Hey, to fix a problem, one must first admit that the problem exists, rather than hoping against hope that ignoring it will make it magically vanish.
So, Uber. Werner identified the car-hailing service as one of the prime examples cable should be living up to from an experience standpoint. A lot of people use it. I’ve used it. It’s nice to be able to track when my ride will show up, what kind of car my driver is driving, know what my driver looks like, and (gasp!) communicate directly with said driver. And the driver knows I’ll be submitting a rating based on how well he or she does the job, so there's an enhanced layer of accountability in play here. And I don’t have to worry about paying with cash. All-in-all, Uber’s provided me with a user experience (down to the smell) that’s better than what I usually get from a traditional taxi cab.
Given how Uber’s platform performs and its aren't-I-cool cache, it’s now popular for a company to say they’re going to Uber-ize whatever it is they do.
Cable’s no different. In fact, “the Uberi-zation of cable” was part of a pitch I got awhile back from CSG Systems, a billing and customer care company that works with Comcast and other MSOs, and is one of the companies in the industry that might have an actual say in how the industry can improve the customer experience.
According to Chad Dunavant, CSG’s vice president of North American products, his company and the cable guys are working on systems that can deliver an Uber-like experience – giving customers a way to track the truck, know when the technician will arrive, provide the customer with some knowledge about the person who is on the way, and, generally, enabling a tightening of the appointment window… things that can boost the overall experience.
And that sort of platform, enabled by enhanced field workforce apps that use geographic analytics and GPS info and algorithms can estimate things like drive time, can also improve an operator's bottom line -- for one, reducing call center, which can run $5 to $8, depending on the length of the call.
“The need for techs are increasing, not decreasing,” Dunavant said, noting that services are getting increasingly complex with the whole-home WiFi and home security and automation entering the mix.
And that’s just on the reactive end.

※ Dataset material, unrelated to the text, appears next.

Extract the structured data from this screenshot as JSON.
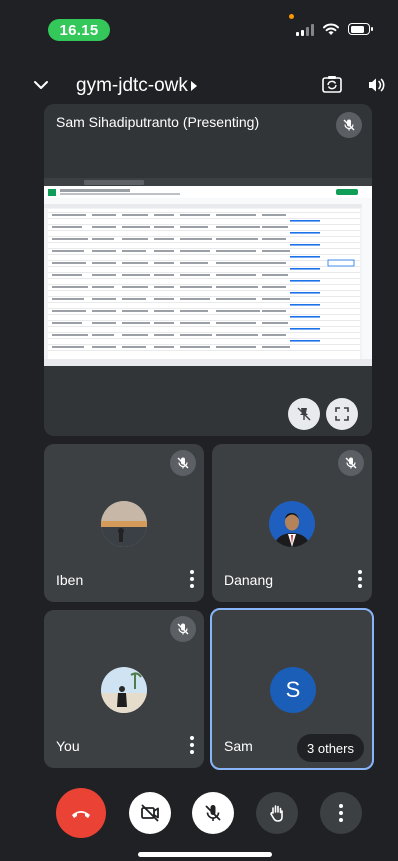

By making better use of scheduling calendar data, systems will also be more proactive, making outbound calls or text messages to notify customer of appointments on the day before or the day of the appointment, and allowing customers to reschedule appointments directly from an app.
“It leads to that Uber-like experience,” Dunavant said, noting that some of those piece-parts, including real-time notifications, are already here today. CSG’s Workforce Express scheduling and resource allocation manager for field techs already store tech profiles, but more integration will be required to pull together the full vision.

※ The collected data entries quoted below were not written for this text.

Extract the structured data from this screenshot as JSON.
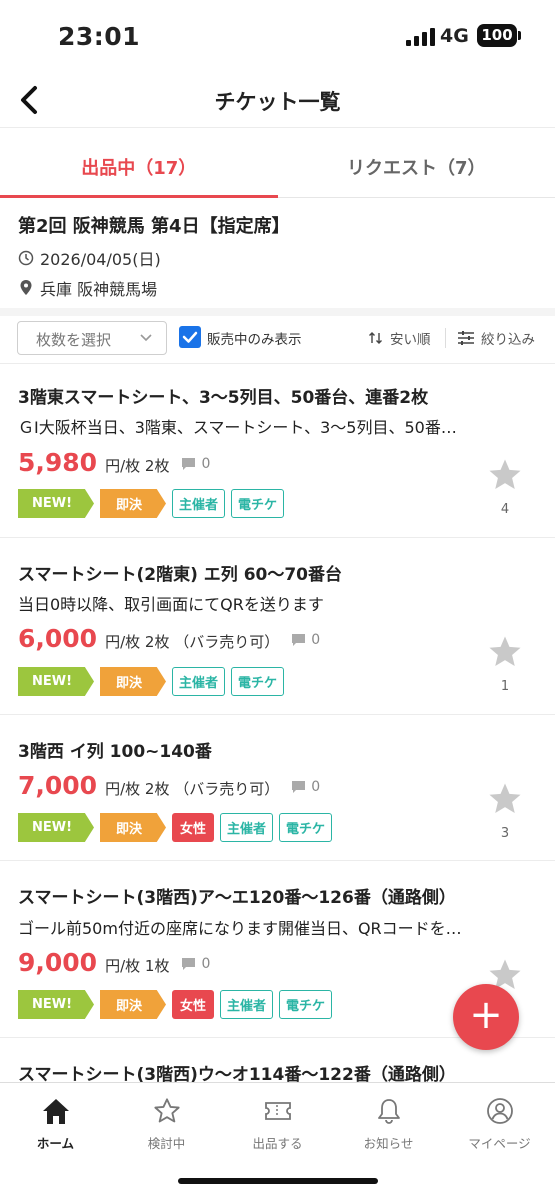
{
  "status": {
    "time": "23:01",
    "network": "4G",
    "battery": "100"
  },
  "nav": {
    "title": "チケット一覧"
  },
  "tabs": [
    {
      "label": "出品中（17）",
      "active": true
    },
    {
      "label": "リクエスト（7）",
      "active": false
    }
  ],
  "event": {
    "title": "第2回 阪神競馬 第4日【指定席】",
    "date": "2026/04/05(日)",
    "venue": "兵庫 阪神競馬場"
  },
  "filters": {
    "count_placeholder": "枚数を選択",
    "on_sale_only": "販売中のみ表示",
    "sort": "安い順",
    "refine": "絞り込み"
  },
  "listings": [
    {
      "title": "3階東スマートシート、3〜5列目、50番台、連番2枚",
      "desc": "ＧⅠ大阪杯当日、3階東、スマートシート、3〜5列目、50番…",
      "price": "5,980",
      "unit": "円/枚 2枚",
      "comments": "0",
      "tags": [
        "NEW!",
        "即決",
        "主催者",
        "電チケ"
      ],
      "favorites": "4"
    },
    {
      "title": "スマートシート(2階東) エ列 60〜70番台",
      "desc": "当日0時以降、取引画面にてQRを送ります",
      "price": "6,000",
      "unit": "円/枚 2枚 （バラ売り可）",
      "comments": "0",
      "tags": [
        "NEW!",
        "即決",
        "主催者",
        "電チケ"
      ],
      "favorites": "1"
    },
    {
      "title": "3階西 イ列 100~140番",
      "desc": "",
      "price": "7,000",
      "unit": "円/枚 2枚 （バラ売り可）",
      "comments": "0",
      "tags": [
        "NEW!",
        "即決",
        "女性",
        "主催者",
        "電チケ"
      ],
      "favorites": "3"
    },
    {
      "title": "スマートシート(3階西)ア〜エ120番〜126番（通路側）",
      "desc": "ゴール前50m付近の座席になります開催当日、QRコードを…",
      "price": "9,000",
      "unit": "円/枚 1枚",
      "comments": "0",
      "tags": [
        "NEW!",
        "即決",
        "女性",
        "主催者",
        "電チケ"
      ],
      "favorites": ""
    },
    {
      "title": "スマートシート(3階西)ウ〜オ114番〜122番（通路側）"
    }
  ],
  "fab": {
    "label": "+"
  },
  "bottom_nav": [
    {
      "label": "ホーム",
      "icon": "home-icon",
      "active": true
    },
    {
      "label": "検討中",
      "icon": "star-icon",
      "active": false
    },
    {
      "label": "出品する",
      "icon": "ticket-icon",
      "active": false
    },
    {
      "label": "お知らせ",
      "icon": "bell-icon",
      "active": false
    },
    {
      "label": "マイページ",
      "icon": "user-icon",
      "active": false
    }
  ],
  "colors": {
    "accent": "#e8484f",
    "new": "#9cc63e",
    "sokketsu": "#f0a23a",
    "outline_tag": "#2bb5a5",
    "checkbox": "#1a73e8"
  }
}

“The entire ecosystem change starts to happen during the next nine-to-twelve months,” he said.
While Uber isn’t perfect (recent accounts of its vicious, over-the-top competitive tactics might lead some to view Uber as too cable-like in some areas), it does provide elements of an overall customer experience that cable can and should shoot for as the industry seeks ways to improve its tarnished and marred customer service legacy.